Minority Scholarships – What They Could Mean for You
With all of the disadvantages facing minorities before and during their college education, you may wonder if you will even be able to attend college at all.
Repeated grades, difficulty learning English, lack of technology, and poverty shouldn’t stop you from living your dreams and earning the degree you have always wanted.
If you are interested in attending college, there are a variety of scholarships available specifically for minority groups, to encourage college enrollment and to ensure completion of a degree.
- African American Scholarships - Some of the most popular African American scholarships include the RTNDA Ed Bradley Broadcast Journalism Scholarship, which awards $10,000 to a student of color interested in a career in broadcast journalism, the Stan Beck Fellowship, which assists undergraduate students in need who are majoring in entomology, and the Minority Teachers of Illinois Scholarship, which awards African American students with up to $5,000 a year in exchange for teaching in Illinois preschool, elementary school, or high school upon earning their teaching degree.
- Hispanic Scholarships – Hispanic students can take advantage of scholarships like the Catharine Lealtad Scholarship, which awards $3,000 to $5,000 to students with excellent high school records, the Alvarado/Garcia Scholarship, which awards $1,000 to high school Latino juniors planning on attending college in Illinois and are gay or bisexual, and the ABA Diversity Scholarship, which provides $2,500 to second year college students who can demonstrate a high level of character, financial need, leadership, and academic achievement.

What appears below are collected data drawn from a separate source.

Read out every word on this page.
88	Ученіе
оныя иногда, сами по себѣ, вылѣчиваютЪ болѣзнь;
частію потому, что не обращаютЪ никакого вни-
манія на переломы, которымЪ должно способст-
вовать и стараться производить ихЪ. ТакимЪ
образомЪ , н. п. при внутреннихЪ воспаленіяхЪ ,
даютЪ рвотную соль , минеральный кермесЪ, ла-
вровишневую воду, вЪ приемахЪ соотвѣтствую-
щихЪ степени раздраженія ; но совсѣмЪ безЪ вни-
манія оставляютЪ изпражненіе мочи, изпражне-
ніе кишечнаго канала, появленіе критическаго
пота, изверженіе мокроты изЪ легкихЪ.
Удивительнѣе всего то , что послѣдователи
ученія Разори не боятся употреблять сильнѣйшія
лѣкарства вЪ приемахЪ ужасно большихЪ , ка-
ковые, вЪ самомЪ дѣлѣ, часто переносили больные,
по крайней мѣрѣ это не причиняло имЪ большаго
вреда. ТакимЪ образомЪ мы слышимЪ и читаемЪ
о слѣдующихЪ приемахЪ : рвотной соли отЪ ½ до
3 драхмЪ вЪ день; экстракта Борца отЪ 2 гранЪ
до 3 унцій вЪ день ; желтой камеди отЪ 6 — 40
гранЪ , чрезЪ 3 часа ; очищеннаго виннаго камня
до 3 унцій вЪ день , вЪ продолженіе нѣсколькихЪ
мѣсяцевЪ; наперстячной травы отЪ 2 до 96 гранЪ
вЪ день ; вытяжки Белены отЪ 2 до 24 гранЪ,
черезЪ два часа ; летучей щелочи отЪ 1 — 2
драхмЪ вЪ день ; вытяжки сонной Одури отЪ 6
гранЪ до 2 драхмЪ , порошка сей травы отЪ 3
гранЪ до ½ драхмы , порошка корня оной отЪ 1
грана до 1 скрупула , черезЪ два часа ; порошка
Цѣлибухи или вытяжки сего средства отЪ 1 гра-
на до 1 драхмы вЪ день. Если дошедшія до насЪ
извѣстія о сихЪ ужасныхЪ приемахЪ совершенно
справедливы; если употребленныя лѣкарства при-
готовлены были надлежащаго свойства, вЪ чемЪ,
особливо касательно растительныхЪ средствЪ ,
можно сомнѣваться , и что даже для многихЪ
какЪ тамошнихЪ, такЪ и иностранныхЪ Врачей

- Native American Scholarships – Native American students can take advantage of scholarships like the White Earth Scholarship Program, which provides up to $4,500 a year to students who are enrolled as members of the Band of Chippewa known as White Earth, the AAAE Foundation Scholarship for Native Americans, which provides $1,000 a year for Native American Students who are majoring in aviation and maintain a 3.0 GPA, and the DAR American Indian Scholarship, which provides $1,000 to Native American students from any tribe who can demonstrate financial need and academic achievement.
If you have always dreamed of going to college, don’t let statistics about minority disadvantages stand in your way.
It’s your future, and you can live it the way you want to with the help of minority scholarships.